Grundsätzlich können Unternehmen in Deutschland und Europa auf vielfältige Weise miteinander fusionieren. Diese Möglichkeit gehört zur unternehmerischen Freiheit in einer marktwirtschaftlich verfassten Wirtschaftsordnung, weil sich Unternehmenszusammenschlüsse positiv auf Wettbewerb und Märkte auswirken können. Unternehmen können auf diese Weise ihre Geschäftsfelder neu ausrichten, ihr Innovationspotential erhöhen und damit den Wettbewerb beleben. Andererseits können Zusammenschlüsse von Unternehmen für den Wettbewerb aber auch nachteilig sein, wenn in der Folge die Marktmacht von Unternehmen erheblich zunimmt.

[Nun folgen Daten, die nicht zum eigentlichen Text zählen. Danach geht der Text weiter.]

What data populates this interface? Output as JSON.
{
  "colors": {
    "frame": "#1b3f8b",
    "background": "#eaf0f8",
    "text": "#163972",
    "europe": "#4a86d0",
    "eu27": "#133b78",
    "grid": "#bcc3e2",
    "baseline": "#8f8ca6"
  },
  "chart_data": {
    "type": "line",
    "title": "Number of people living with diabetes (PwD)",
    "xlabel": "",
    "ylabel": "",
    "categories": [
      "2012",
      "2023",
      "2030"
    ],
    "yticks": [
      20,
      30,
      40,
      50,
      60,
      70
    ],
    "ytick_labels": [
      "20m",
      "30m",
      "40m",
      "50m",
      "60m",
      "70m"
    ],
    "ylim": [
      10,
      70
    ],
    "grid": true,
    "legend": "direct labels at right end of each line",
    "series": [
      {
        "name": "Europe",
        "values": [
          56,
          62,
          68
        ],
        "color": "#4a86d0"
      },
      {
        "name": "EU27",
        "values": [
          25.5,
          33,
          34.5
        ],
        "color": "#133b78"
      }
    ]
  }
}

Neben der Durchsetzung von Kartellverbot und der Missbrauchsaufsicht über marktbeherrschende Unternehmen sowie dem Vergaberechtsschutz obliegt dem Bundeskartellamt die Kontrolle von Unternehmenszusammenschlüssen in Deutschland, die sogenannte Fusionskontrolle.

Im Rahmen der Fusionskontrolle prüfen die Wettbewerbsbehörden die Auswirkungen eines Zusammenschlusses auf den Wettbewerb der jeweils betroffenen Märkte. Ob das Bundeskartellamt oder die Europäische Kommission in ihrer Funktion als europäische Wettbewerbsbehörde zuständig ist, ist von den Umsätzen der jeweiligen Unternehmen abhängig.

Die Unternehmen müssen ein Zusammenschlussvorhaben beim Bundeskartellamt anmelden, wenn sie mit ihren Umsätzen die im Gesetz gegen Wettbewerbsbeschränkungen (GWB) genannten Umsatzschwellen überschreiten.

Wenn Zusammenschlussvorhaben von gemeinschaftsweiter Bedeutung sind, werden sie von der Europäischen Kommission in Brüssel geprüft. Ein Zusammenschluss hat gemeinschaftsweite Bedeutung, wenn bestimmte Umsatzschwellenwerte - die deutlich über denjenigen des GWB liegen - überschritten werden. Diese sind in der Europäischen Fusionskontrollverordnung festgelegt.